Kinew, a political rookie, was brought into the party as a star election candidate last year by former premier Greg Selinger. He has said he is putting together a team for a possible leadership bid and will make a formal announcement soon.
The fact the party is keeping its delegate system — where representatives from each constituency and labour union vote for the leader — favours an establishment candidate such as Kinew, Thomas said.
Kinew said if he enters, it will still be a tough race.
"I wouldn't take anything for granted. I mean, if I do decide to put my name forward, I'm going to work really hard to win everyone's support," Kinew said.
The one-member-one-vote idea was backed by Steve Ashton, a former cabinet minister who has already run twice for leader unsuccessfully.
Ashton's previous leadership bids have never garnered support from any of his cabinet colleagues. He worked to sign up hundreds of new NDP members in targeted constituencies, leading to accusations much of his support comes from people who are not truly connected to the party.
Thomas said Saturday's decision is a blow to Ashton's potential third bid later this year.
Ashton expressed disappointment at the decision.

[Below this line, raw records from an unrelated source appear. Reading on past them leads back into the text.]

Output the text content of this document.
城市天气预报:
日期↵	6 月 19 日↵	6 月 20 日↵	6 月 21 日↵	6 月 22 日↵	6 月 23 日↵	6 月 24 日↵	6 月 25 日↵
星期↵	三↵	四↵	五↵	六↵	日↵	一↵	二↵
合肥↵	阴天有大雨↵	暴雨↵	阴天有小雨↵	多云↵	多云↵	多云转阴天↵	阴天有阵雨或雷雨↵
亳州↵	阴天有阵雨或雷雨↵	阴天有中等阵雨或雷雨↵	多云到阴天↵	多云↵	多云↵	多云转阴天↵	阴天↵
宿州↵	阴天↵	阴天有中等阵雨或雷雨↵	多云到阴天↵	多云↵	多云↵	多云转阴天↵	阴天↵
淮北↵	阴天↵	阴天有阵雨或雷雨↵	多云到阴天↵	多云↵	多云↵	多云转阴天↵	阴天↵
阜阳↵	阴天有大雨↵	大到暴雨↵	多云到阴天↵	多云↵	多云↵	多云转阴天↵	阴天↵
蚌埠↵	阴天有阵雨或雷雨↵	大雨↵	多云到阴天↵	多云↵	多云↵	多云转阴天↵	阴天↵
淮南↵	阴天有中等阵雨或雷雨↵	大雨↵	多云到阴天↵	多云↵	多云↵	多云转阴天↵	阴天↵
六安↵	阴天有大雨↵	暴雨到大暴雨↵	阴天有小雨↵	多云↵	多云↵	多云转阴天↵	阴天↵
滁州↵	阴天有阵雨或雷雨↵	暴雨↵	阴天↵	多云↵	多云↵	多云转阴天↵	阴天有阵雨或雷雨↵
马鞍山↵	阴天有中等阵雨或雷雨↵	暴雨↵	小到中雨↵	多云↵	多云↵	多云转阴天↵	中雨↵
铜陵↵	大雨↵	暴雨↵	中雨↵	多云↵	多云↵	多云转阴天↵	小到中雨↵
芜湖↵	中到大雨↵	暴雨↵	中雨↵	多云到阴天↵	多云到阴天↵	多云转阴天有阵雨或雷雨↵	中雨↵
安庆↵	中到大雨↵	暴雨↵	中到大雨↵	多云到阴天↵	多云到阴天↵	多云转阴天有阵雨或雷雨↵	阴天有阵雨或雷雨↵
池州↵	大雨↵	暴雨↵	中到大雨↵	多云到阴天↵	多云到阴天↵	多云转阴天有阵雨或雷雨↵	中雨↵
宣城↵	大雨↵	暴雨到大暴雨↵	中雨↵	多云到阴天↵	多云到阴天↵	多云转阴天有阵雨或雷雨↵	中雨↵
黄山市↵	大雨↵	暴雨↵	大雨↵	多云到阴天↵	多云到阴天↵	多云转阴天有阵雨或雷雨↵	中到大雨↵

"It's deja vu all over again, to quote Yogi Berra. We're back to the system we had. I just hope in the future there's an opportunity to perhaps try again," he said.
Whether Kinew can win the leadership will depend on whether any other establishment candidates emerge, Thomas noted. The only official candidate so far is Michelle McHale, a social activist who is new to the party and who has no big-name endorsements.
The leadership-rule debate took up almost the entire first day of the annual convention.
The setback for Ashton is not complete, however. He had enough supporters Saturday to block changes proposed by the party establishment that would limit how many delegates large constituencies could have.
In 2015, Ashton's team drove up membership numbers in The Pas, making it the largest NDP constituency, and got 145 delegates. Some constituencies had only five delegates.
Another change approved by the NDP Saturday will force party leaders to undergo leadership reviews after each election which the party doesn't win. The system, already used by most other parties, will allow delegates to vote on whether to force the leader to step down.
The NDP has been struggling to unite and raise money since losing last April's election after 17 years in power. Selinger subsequently stepped down as leader and has been replaced on an interim basis by Flor Marcelino. A more permanent leader is to be chosen in September.
Marcelino called on the party Saturday to end the squabbling.
"We owe it to the people of Manitoba ... to get our act together and be united."